PORTLAND, Ore. (CN) - Oregon sued the federal government, rejecting a DEA demand for information about a physician the DEA suspected of distributing illegal drugs.

The Oregon Prescription Drug Monitoring Program sued the U.S. Drug Enforcement Administration and the Department of Justice, in Federal Court.

In January, DEA officials served a subpoena on the plaintiff, a state agency.

The subpoena requested a physician profile on prescriptions written by a certain doctor between June 2011 and January 2012.

The DEA filed a petition to enforce the subpoena in August, saying the state agency did not comply with the request.

Oregon said it refused to comply with the subpoena because it would violate state law. The state said it has its own prescription drug monitoring and reporting system, and told the feds, in effect, to butt out.

Oregon said it could not disclose the requested information unless it came from "a valid court order based on probable cause" and requested by a law enforcement agency involved in a related drug investigation, according to a DEA memorandum in support of its petition.

The DEA said it had complied with all the procedural requirements, and that the requested documents were relevant to an investigation of a doctor believed to be illegally distributing drugs.

The agency did not specify which drugs are under investigation.

"Data regarding a physician's prescription writing is plainly relevant to an investigation of that physician's potentially illegal distribution of controlled substances; and even then, a physician's conduct need not be proven illegal," the DEA wrote in its memorandum.

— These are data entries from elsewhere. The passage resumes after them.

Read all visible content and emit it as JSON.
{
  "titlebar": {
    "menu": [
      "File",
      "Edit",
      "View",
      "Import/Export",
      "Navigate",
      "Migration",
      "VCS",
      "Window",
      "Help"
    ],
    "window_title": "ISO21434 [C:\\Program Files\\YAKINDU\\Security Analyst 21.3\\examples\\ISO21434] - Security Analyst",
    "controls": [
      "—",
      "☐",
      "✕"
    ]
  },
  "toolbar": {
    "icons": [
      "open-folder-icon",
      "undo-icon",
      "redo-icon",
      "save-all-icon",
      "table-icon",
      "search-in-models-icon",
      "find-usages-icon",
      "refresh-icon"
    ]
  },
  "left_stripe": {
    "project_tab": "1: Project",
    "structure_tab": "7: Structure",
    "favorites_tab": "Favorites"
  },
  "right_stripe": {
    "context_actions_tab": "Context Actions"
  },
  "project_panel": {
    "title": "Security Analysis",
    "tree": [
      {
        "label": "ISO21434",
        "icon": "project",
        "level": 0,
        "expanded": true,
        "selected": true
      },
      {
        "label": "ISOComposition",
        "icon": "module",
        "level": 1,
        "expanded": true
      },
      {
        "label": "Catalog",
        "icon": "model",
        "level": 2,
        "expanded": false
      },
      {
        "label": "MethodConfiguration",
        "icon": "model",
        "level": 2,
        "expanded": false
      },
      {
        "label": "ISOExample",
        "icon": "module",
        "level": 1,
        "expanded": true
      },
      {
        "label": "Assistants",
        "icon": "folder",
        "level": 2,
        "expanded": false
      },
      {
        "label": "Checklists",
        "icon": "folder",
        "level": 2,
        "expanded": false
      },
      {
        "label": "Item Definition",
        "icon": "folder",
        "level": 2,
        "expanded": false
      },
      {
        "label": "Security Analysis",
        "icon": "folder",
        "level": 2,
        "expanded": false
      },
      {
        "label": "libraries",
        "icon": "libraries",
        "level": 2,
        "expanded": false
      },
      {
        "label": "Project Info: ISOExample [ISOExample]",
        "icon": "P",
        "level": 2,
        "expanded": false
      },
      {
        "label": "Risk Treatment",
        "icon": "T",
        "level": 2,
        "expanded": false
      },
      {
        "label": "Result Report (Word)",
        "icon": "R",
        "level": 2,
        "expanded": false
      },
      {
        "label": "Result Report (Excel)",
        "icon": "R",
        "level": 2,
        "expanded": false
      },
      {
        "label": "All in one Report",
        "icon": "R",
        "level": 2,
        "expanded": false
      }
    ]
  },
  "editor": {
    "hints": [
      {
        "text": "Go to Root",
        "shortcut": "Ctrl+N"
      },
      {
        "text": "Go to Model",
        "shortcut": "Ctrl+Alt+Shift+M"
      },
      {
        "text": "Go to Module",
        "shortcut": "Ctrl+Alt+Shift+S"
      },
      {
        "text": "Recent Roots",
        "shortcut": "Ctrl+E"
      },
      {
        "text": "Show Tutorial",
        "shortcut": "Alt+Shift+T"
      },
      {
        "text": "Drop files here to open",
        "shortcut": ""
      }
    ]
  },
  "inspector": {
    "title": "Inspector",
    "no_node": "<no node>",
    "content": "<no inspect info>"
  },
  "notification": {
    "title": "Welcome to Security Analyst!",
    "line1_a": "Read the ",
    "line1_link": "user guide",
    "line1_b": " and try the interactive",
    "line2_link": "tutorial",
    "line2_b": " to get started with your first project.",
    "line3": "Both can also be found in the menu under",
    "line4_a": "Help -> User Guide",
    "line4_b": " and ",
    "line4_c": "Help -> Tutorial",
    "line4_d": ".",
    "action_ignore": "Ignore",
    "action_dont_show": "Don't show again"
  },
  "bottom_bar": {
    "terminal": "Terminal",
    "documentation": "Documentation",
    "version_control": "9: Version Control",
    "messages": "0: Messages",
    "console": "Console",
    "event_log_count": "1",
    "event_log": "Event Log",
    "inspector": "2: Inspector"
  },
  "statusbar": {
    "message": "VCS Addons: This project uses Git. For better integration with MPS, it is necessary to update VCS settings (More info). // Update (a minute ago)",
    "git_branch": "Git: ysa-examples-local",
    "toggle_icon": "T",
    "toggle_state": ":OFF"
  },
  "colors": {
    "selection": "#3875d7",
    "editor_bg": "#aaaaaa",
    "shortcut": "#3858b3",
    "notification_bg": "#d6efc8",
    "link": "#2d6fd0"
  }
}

U.S. Magistrate Judge Paul Papak granted the DEA's request to compel the subpoena in August. Now the state agency has challenged the subpoena, in a complaint seeking declaratory judgment.

It seeks an order declaring that it cannot disclose the doctor's protected health information unless it has been ordered by a federal court.

The agency said it complied with Judge Papak's order, and that the disclosure of the information would violate Oregon law.